CAMDEN, N.J. | Since they were convicted last year of conspiring to kill military personnel, five immigrants have been busy - and at times erratic.

Eljvir Duka wrote a letter to the judge in the case seeking to convert him to Islam.

Duka and Serdar Tatar have tried to dismiss their court-appointed lawyers but changed their minds.

While maintaining his innocence, Mohamad Shnewer has apologized for inadvertently dragging his friends into the case.

As a group, they’re pursuing a lawsuit to try to get out of a tightly restricted section of the federal detention center in Philadelphia.

And a few of them were part of a quickly calmed courtroom disruption, yelling, “Allah akbar,” Arabic for “God is great,” in court.
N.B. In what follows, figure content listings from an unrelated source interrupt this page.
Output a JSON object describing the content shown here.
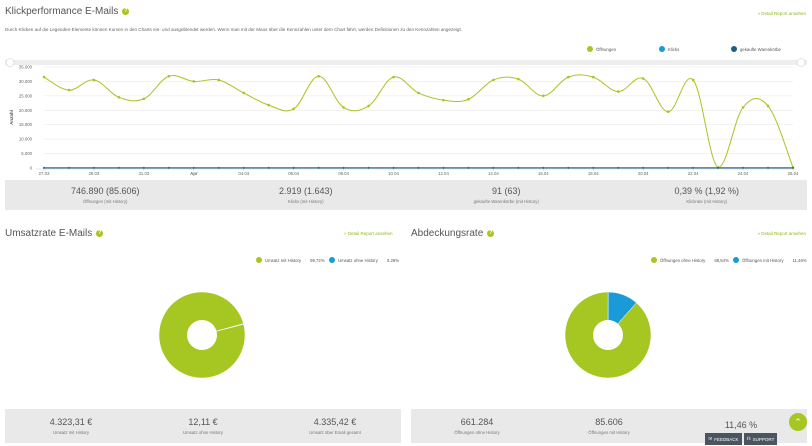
{
  "top": {
    "title": "Klickperformance E-Mails",
    "help": "?",
    "detail_link": "» Detail Report ansehen",
    "description": "Durch Klicken auf die Legenden-Elemente können Kurven in den Charts ein- und ausgeblendet werden. Wenn man mit der Maus über die Kennzahlen unter dem Chart fährt, werden Definitionen zu den Kennzahlen angezeigt.",
    "legend": [
      {
        "label": "Öffnungen",
        "color": "#a6c622"
      },
      {
        "label": "Klicks",
        "color": "#1a9ad6"
      },
      {
        "label": "gekaufte Warenkörbe",
        "color": "#1d5f86"
      }
    ],
    "stats": [
      {
        "value": "746.890 (85.606)",
        "label": "Öffnungen (mit History)"
      },
      {
        "value": "2.919 (1.643)",
        "label": "Klicks (mit History)"
      },
      {
        "value": "91 (63)",
        "label": "gekaufte Warenkörbe (mit History)"
      },
      {
        "value": "0,39 % (1,92 %)",
        "label": "Klickrate (mit History)"
      }
    ]
  },
  "chart_data": [
    {
      "type": "line",
      "ylabel": "Anzahl",
      "ylim": [
        0,
        35000
      ],
      "yticks": [
        "0",
        "5.000",
        "10.000",
        "15.000",
        "20.000",
        "25.000",
        "30.000",
        "35.000"
      ],
      "xticks": [
        "27.03",
        "29.03",
        "31.03",
        "Apr",
        "04.04",
        "06.04",
        "08.04",
        "10.04",
        "12.04",
        "14.04",
        "16.04",
        "18.04",
        "20.04",
        "22.04",
        "24.04",
        "26.04"
      ],
      "x_range_days": [
        0,
        30
      ],
      "series": [
        {
          "name": "Öffnungen",
          "color": "#a6c622",
          "values": [
            31500,
            27000,
            30500,
            24500,
            24000,
            31800,
            30000,
            30500,
            26000,
            21800,
            20500,
            31800,
            21000,
            21500,
            31500,
            26000,
            23500,
            23800,
            30500,
            30800,
            25000,
            31500,
            31500,
            26500,
            31000,
            19500,
            30500,
            200,
            21000,
            21500,
            200
          ]
        },
        {
          "name": "Klicks",
          "color": "#1a9ad6",
          "values": [
            100,
            100,
            100,
            100,
            100,
            100,
            100,
            100,
            100,
            100,
            100,
            100,
            100,
            100,
            100,
            100,
            100,
            100,
            100,
            100,
            100,
            100,
            100,
            100,
            100,
            100,
            100,
            100,
            100,
            100,
            100
          ]
        },
        {
          "name": "gekaufte Warenkörbe",
          "color": "#1d5f86",
          "values": [
            3,
            3,
            3,
            3,
            3,
            3,
            3,
            3,
            3,
            3,
            3,
            3,
            3,
            3,
            3,
            3,
            3,
            3,
            3,
            3,
            3,
            3,
            3,
            3,
            3,
            3,
            3,
            3,
            3,
            3,
            3
          ]
        }
      ]
    },
    {
      "type": "pie",
      "slices": [
        {
          "name": "Umsatz mit History",
          "value": 99.72,
          "color": "#a6c622"
        },
        {
          "name": "Umsatz ohne History",
          "value": 0.28,
          "color": "#1a9ad6"
        }
      ]
    },
    {
      "type": "pie",
      "slices": [
        {
          "name": "Öffnungen ohne History",
          "value": 88.54,
          "color": "#a6c622"
        },
        {
          "name": "Öffnungen mit History",
          "value": 11.46,
          "color": "#1a9ad6"
        }
      ]
    }
  ],
  "left": {
    "title": "Umsatzrate E-Mails",
    "help": "?",
    "detail_link": "» Detail Report ansehen",
    "legend": [
      {
        "label": "Umsatz mit History",
        "pct": "99,72%",
        "color": "#a6c622"
      },
      {
        "label": "Umsatz ohne History",
        "pct": "0,28%",
        "color": "#1a9ad6"
      }
    ],
    "stats": [
      {
        "value": "4.323,31 €",
        "label": "Umsatz mit History"
      },
      {
        "value": "12,11 €",
        "label": "Umsatz ohne History"
      },
      {
        "value": "4.335,42 €",
        "label": "Umsatz über Email gesamt"
      }
    ]
  },
  "right": {
    "title": "Abdeckungsrate",
    "help": "?",
    "detail_link": "» Detail Report ansehen",
    "legend": [
      {
        "label": "Öffnungen ohne History",
        "pct": "88,54%",
        "color": "#a6c622"
      },
      {
        "label": "Öffnungen mit History",
        "pct": "11,46%",
        "color": "#1a9ad6"
      }
    ],
    "stats": [
      {
        "value": "661.284",
        "label": "Öffnungen ohne History"
      },
      {
        "value": "85.606",
        "label": "Öffnungen mit History"
      },
      {
        "value": "11,46 %",
        "label": ""
      }
    ]
  },
  "footer": {
    "feedback": "FEEDBACK",
    "support": "SUPPORT",
    "fab_icon": "chevron-up-icon",
    "fab_glyph": "⌃"
  }
}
That brings up the possibility of emotions running high on Tuesday and Wednesday when the men - or at least some of them - and their relatives and friends speak in court before a judge metes out their punishment.

“There’s a generalized concern that there may be some acting out” by relatives of the convicted men, said Michael Riley, the lawyer for Shain Duka. “They’re upset. There’s a lot of bad feelings and tempers.”
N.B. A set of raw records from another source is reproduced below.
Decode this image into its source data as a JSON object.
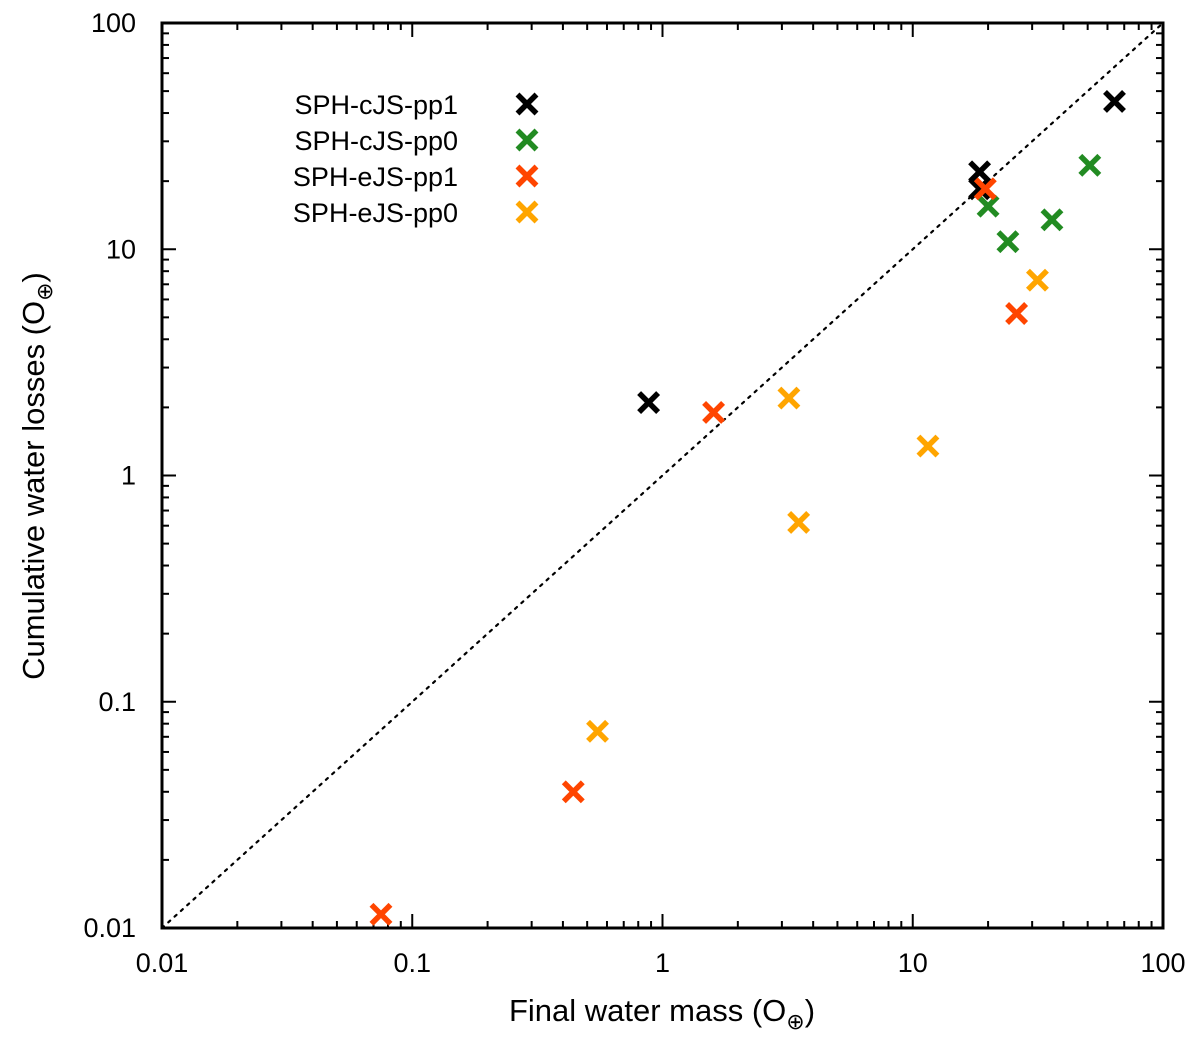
{
  "chart_data": {
    "type": "scatter",
    "title": "",
    "xlabel": "Final water mass (O",
    "ylabel": "Cumulative water losses (O",
    "unit_subscript": "⊕",
    "unit_close": ")",
    "xscale": "log",
    "yscale": "log",
    "xlim": [
      0.01,
      100
    ],
    "ylim": [
      0.01,
      100
    ],
    "x_ticks": [
      0.01,
      0.1,
      1,
      10,
      100
    ],
    "y_ticks": [
      0.01,
      0.1,
      1,
      10,
      100
    ],
    "x_tick_labels": [
      "0.01",
      "0.1",
      "1",
      "10",
      "100"
    ],
    "y_tick_labels": [
      "0.01",
      "0.1",
      "1",
      "10",
      "100"
    ],
    "legend_position": "top-left",
    "reference_line": "y = x (dotted)",
    "series": [
      {
        "name": "SPH-cJS-pp1",
        "color": "#000000",
        "points": [
          [
            0.88,
            2.1
          ],
          [
            18.5,
            22.0
          ],
          [
            18.5,
            18.5
          ],
          [
            64.0,
            45.0
          ]
        ]
      },
      {
        "name": "SPH-cJS-pp0",
        "color": "#228b22",
        "points": [
          [
            20.0,
            15.5
          ],
          [
            24.0,
            10.8
          ],
          [
            36.0,
            13.5
          ],
          [
            51.0,
            23.5
          ]
        ]
      },
      {
        "name": "SPH-eJS-pp1",
        "color": "#ff4500",
        "points": [
          [
            0.075,
            0.0115
          ],
          [
            0.44,
            0.04
          ],
          [
            1.6,
            1.9
          ],
          [
            19.5,
            18.5
          ],
          [
            26.0,
            5.2
          ]
        ]
      },
      {
        "name": "SPH-eJS-pp0",
        "color": "#ffa500",
        "points": [
          [
            0.55,
            0.074
          ],
          [
            3.2,
            2.2
          ],
          [
            3.5,
            0.62
          ],
          [
            11.5,
            1.35
          ],
          [
            31.5,
            7.3
          ]
        ]
      }
    ]
  }
}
Courthouse security, which was tightened for the trial, is expected to be at a high level again for the sentencings.

Prosecutors have not publicly revealed what sentences they’re seeking. But under law, each man could get life in prison - and there’s no indication the government’s looking to give anyone a break. Two - Dritan and Shain Duka - are each subject to two life sentences.

“I anticipate some really big numbers,” said Michael Riley, the defense lawyer for Shain Duka.
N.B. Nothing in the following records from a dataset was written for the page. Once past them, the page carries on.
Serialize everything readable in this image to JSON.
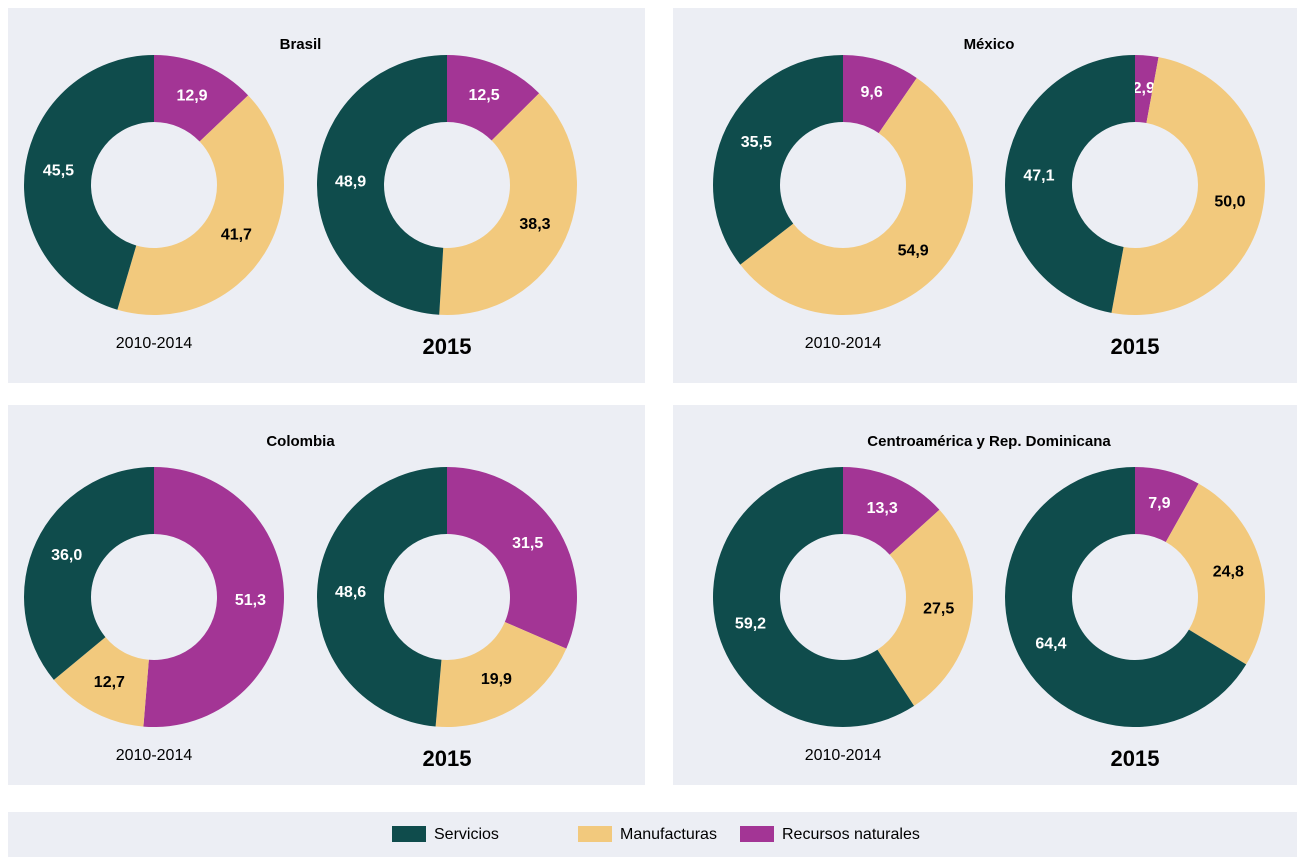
{
  "chart_data": [
    {
      "type": "donut",
      "title": "Brasil",
      "groups": [
        {
          "label": "2010-2014",
          "values": [
            45.5,
            41.7,
            12.9
          ],
          "value_labels": [
            "45,5",
            "41,7",
            "12,9"
          ]
        },
        {
          "label": "2015",
          "values": [
            48.9,
            38.3,
            12.5
          ],
          "value_labels": [
            "48,9",
            "38,3",
            "12,5"
          ]
        }
      ]
    },
    {
      "type": "donut",
      "title": "México",
      "groups": [
        {
          "label": "2010-2014",
          "values": [
            35.5,
            54.9,
            9.6
          ],
          "value_labels": [
            "35,5",
            "54,9",
            "9,6"
          ]
        },
        {
          "label": "2015",
          "values": [
            47.1,
            50.0,
            2.9
          ],
          "value_labels": [
            "47,1",
            "50,0",
            "2,9"
          ]
        }
      ]
    },
    {
      "type": "donut",
      "title": "Colombia",
      "groups": [
        {
          "label": "2010-2014",
          "values": [
            36.0,
            12.7,
            51.3
          ],
          "value_labels": [
            "36,0",
            "12,7",
            "51,3"
          ]
        },
        {
          "label": "2015",
          "values": [
            48.6,
            19.9,
            31.5
          ],
          "value_labels": [
            "48,6",
            "19,9",
            "31,5"
          ]
        }
      ]
    },
    {
      "type": "donut",
      "title": "Centroamérica y Rep. Dominicana",
      "groups": [
        {
          "label": "2010-2014",
          "values": [
            59.2,
            27.5,
            13.3
          ],
          "value_labels": [
            "59,2",
            "27,5",
            "13,3"
          ]
        },
        {
          "label": "2015",
          "values": [
            64.4,
            24.8,
            7.9
          ],
          "value_labels": [
            "64,4",
            "24,8",
            "7,9"
          ]
        }
      ]
    }
  ],
  "legend": {
    "categories": [
      "Servicios",
      "Manufacturas",
      "Recursos naturales"
    ],
    "colors": [
      "#0f4c4c",
      "#f2c97d",
      "#a33595"
    ],
    "label_colors": [
      "#ffffff",
      "#000000",
      "#ffffff"
    ]
  }
}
When the men were arrested in May 2007, the government characterized them as dangerous homegrown plotters who were considering attacking soldiers on Fort Dix, an Army base in New Jersey used primarily to train reservists for duty in Iraq.

At the time, all the men were in their 20s, all had lived for years in the Philadelphia suburb of Cherry Hill, N.J., and all worked in jobs such as installing roofs, driving cabs and helping run convenience stores.

The investigation began early in 2006, when a clerk at a Circuit City electronics store reported that some men had asked him to convert from video to DVD a movie that showed the men, and others, firing guns and yelling “Allah akbar.”

Their trial last year stretched from October through December, with much of the testimony coming from a pair of paid government informants with criminal histories.

A jury found them guilty of conspiracy to commit murder, but acquitted them on attempted murder charges.

Four of them were also convicted on weapons charges.

There will be some legal issues that may have to be resolved. Sentencing guidelines call for stiffer penalties for people convicted in terrorism cases and those whose victims are government employees.

Richard Sparaco, the lawyer for Tatar, said there could be arguments about how those rules should be applied.

All three Duka brothers are to be sentenced on Tuesday. Shnewer and Tatar are to be sentenced Wednesday.